I'm looking to create a cumulative curve of species over time (not species accumulation in vegan) but to create a curve that will show the total number of unique species added over time. An example of my data frame looks like this:
Year Phylum SpeciesName
1861 Mollusca Littorina littorea
1862 Cnidaria Gersemia rubiformis
1862 Rhodophyta Ceramium virgatum
1863 Mollusca Littorina littorea
1863 Chlorophyta Ulva clathrata
etc etc etc
I would like to aggregate to a dataframe that looks like this
Year Cumulative
1861 1
1862 3
1863 4
Littorina littorea was already found in 1861 and therefor its entry in 1863 is not counted in the cumulative number.

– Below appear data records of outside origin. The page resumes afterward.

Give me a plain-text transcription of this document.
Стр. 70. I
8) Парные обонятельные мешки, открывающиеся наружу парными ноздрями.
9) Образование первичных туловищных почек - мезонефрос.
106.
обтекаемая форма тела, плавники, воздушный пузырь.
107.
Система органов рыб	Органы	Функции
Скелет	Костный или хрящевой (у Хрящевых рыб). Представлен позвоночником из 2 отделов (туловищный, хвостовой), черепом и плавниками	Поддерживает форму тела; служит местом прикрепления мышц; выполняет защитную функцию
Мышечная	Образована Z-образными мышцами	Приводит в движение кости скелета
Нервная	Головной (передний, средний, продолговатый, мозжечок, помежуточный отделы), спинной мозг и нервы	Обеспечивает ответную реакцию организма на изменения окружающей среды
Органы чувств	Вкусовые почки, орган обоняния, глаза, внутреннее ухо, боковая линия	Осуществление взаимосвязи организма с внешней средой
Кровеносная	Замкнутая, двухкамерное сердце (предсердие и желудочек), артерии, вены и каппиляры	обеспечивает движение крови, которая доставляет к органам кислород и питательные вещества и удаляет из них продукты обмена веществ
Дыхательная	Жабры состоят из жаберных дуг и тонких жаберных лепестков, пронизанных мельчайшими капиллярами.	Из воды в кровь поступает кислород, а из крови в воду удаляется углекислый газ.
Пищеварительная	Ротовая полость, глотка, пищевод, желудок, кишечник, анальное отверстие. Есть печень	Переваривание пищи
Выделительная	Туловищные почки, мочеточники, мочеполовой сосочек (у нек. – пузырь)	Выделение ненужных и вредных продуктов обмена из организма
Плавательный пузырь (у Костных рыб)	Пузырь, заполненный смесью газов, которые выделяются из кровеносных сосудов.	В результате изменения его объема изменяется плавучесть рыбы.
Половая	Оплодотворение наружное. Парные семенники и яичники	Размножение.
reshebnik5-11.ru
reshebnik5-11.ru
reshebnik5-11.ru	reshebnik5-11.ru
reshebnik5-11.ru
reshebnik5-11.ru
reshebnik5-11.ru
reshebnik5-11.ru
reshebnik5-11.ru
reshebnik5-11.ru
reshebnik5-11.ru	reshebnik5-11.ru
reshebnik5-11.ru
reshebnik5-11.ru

I cant figure out how to streamline this. Here is what I've tried
data %>% group_by(Year, Phylum) %>% summarise(Count=n_distinct(Species)) %>% ungroup() %>% mutate(Cum=cumsum(Count))
which would give me:
Year Phylum Count Cumulative
1861 Mollusca 1 1
1862 Cnidaria 1 2
1862 Rhodophyta 1 3
1863 Mollusca 1 4
1863 Chlorophyta 1 5
However, this just aggregates all the unique species per phylum and adds them, not accounting for the fact that a species may have already showed up in years before. I just cant seem to figure out which way I should actually aggregate the unique values over time. Thanks!